Thursday, April 15, 2021

Tree stump 1 removal

I spent parts of the last so many days removing the tree stump I found in the middle pasture last year.  I figured this wouldn't be a big job as the stump was one that I had burnt many years ago.  15 years or more?  And who knows how long the stump was a stump and not a live tree?  But I found out this stump was from when I first started burning tree stumps.  In the beginning I wouldn't dig much around the stumps thinking that the burn would keep going down into the ground.  Well, it doesn't really.  Maybe the stump will burn a little below ground level.  Back then I thought that was ok.  Since then I learned that the stumps will slowly be squeezed up out of the ground a little bit.  And that is what happened with this stump.

I found out this stump was for a full blown larch tree.  It is hard to get larch to start burning.  And does larch really decay?  I wonder.   This stump's roots were mostly rock hard solid even after decades after the tree died.

So it took me a number of days to dig around this stump.  Since I didn't expect the stump to be large I tossed the dirt a short distance away.  Of course I then found out as I dug the tree stump had sections under the dirt I just tossed and I had to then moved that dirt over.  And after more digging, move over the dirt pile a bit more.

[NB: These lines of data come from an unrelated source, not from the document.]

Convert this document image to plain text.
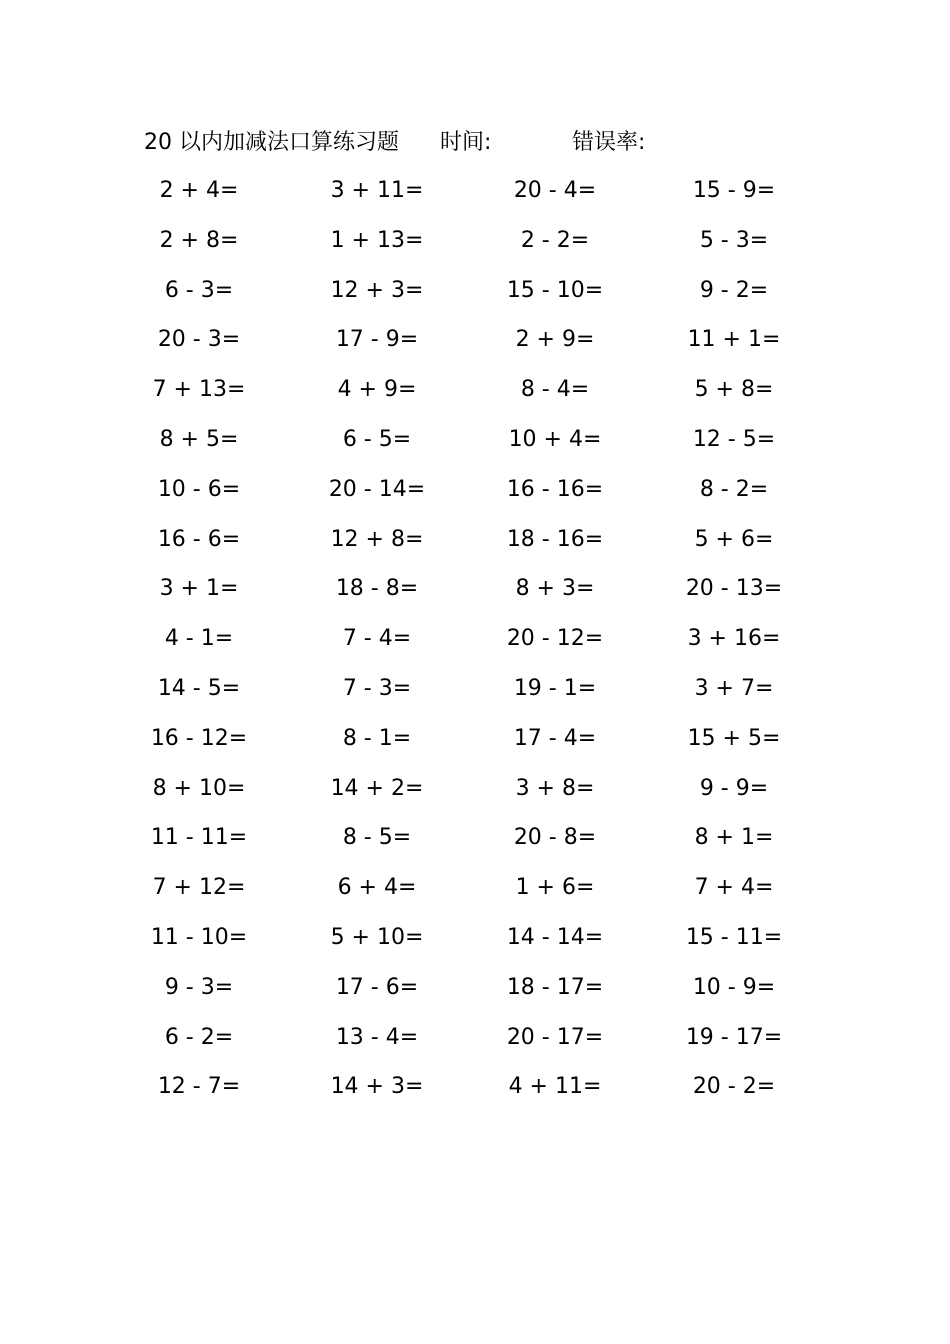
20 以内加减法口算练习题 时间:	错误率:
2 + 4=	3 + 11=	20 - 4=	15 - 9=
2 + 8=	1 + 13=	2 - 2=	5 - 3=
6 - 3=	12 + 3=	15 - 10=	9 - 2=
20 - 3=	17 - 9=	2 + 9=	11 + 1=
7 + 13=	4 + 9=	8 - 4=	5 + 8=
8 + 5=	6 - 5=	10 + 4=	12 - 5=
10 - 6=	20 - 14=	16 - 16=	8 - 2=
16 - 6=	12 + 8=	18 - 16=	5 + 6=
3 + 1=	18 - 8=	8 + 3=	20 - 13=
4 - 1=	7 - 4=	20 - 12=	3 + 16=
14 - 5=	7 - 3=	19 - 1=	3 + 7=
16 - 12=	8 - 1=	17 - 4=	15 + 5=
8 + 10=	14 + 2=	3 + 8=	9 - 9=
11 - 11=	8 - 5=	20 - 8=	8 + 1=
7 + 12=	6 + 4=	1 + 6=	7 + 4=
11 - 10=	5 + 10=	14 - 14=	15 - 11=
9 - 3=	17 - 6=	18 - 17=	10 - 9=
6 - 2=	13 - 4=	20 - 17=	19 - 17=
12 - 7=	14 + 3=	4 + 11=	20 - 2=
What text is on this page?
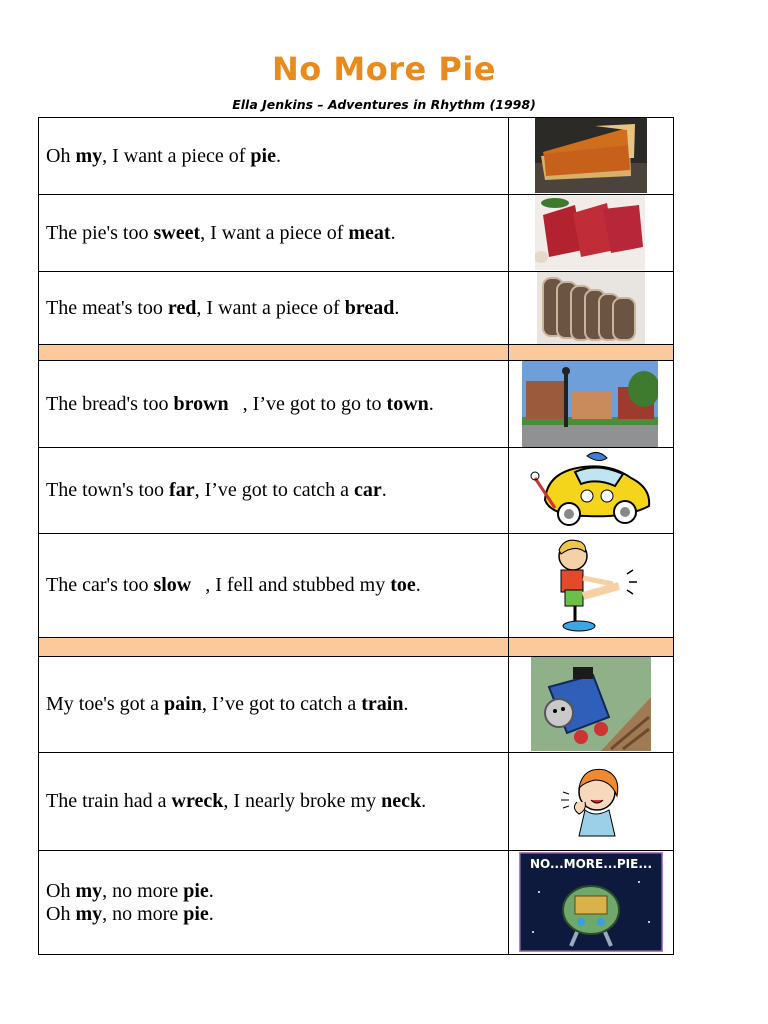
No More Pie
Ella Jenkins – Adventures in Rhythm (1998)
Oh my, I want a piece of pie.	

The pie's too sweet, I want a piece of meat.	

The meat's too red, I want a piece of bread.	

The bread's too brown , I’ve got to go to town.	

The town's too far, I’ve got to catch a car.	

The car's too slow , I fell and stubbed my toe.	

My toe's got a pain, I’ve got to catch a train.	

The train had a wreck, I nearly broke my neck.	

Oh my, no more pie.
Oh my, no more pie.	NO...MORE...PIE...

The stump was large, but had multiple almost independent sections of roots that went down and sideways.  To make burning go better and not have this stump show up again this meant digging around the tree root sections.  To get around the roots and make digging easier I ended up using an axe to remove tree root sections.  It got to a point that it was better to chop out the stump sections than burning them.

I got all stump roots chopped except for two sections.  By now it was pointless to go through all the work to bring in branches for a fire.  So I got my chainsaw and cut the final two sections.  One section was a decent size.  The section's wood was rock hard.  No decay there.  It took some effort to chainsaw through it.  Then I had to sharpen my chainsaw's chain as the wood was so hard it had an effect on the chain.

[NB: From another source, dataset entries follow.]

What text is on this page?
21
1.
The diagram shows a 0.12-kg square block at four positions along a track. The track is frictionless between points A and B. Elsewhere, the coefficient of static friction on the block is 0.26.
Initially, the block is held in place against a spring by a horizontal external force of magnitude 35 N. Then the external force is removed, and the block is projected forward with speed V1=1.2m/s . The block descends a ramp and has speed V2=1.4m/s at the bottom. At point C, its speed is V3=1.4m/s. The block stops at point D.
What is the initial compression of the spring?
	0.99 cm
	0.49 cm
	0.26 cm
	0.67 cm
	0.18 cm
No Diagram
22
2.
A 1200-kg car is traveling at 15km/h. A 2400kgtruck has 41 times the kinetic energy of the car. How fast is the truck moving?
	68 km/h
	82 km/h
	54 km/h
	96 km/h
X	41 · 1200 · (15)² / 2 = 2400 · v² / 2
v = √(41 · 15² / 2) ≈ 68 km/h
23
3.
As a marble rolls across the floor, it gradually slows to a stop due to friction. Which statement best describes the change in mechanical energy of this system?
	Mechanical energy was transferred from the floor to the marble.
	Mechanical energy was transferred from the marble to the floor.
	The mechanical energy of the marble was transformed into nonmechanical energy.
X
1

But I'm done.  The stump is gone and the hole is filled back in.

What I thought the tree stump originally was.

The pieces I chopped out from what I thought the stump originally was.

Look, I found more of the tree stump.

I had removed some of the extra stump sections.

Ever after all these many years, there is still sap in one of the stump's root sections.

I had to chainsaw these root sections to remove them.


Very hard wood

All gone.

All done.  There were more stump root sections than what is seen. I had already hauled off over half of them.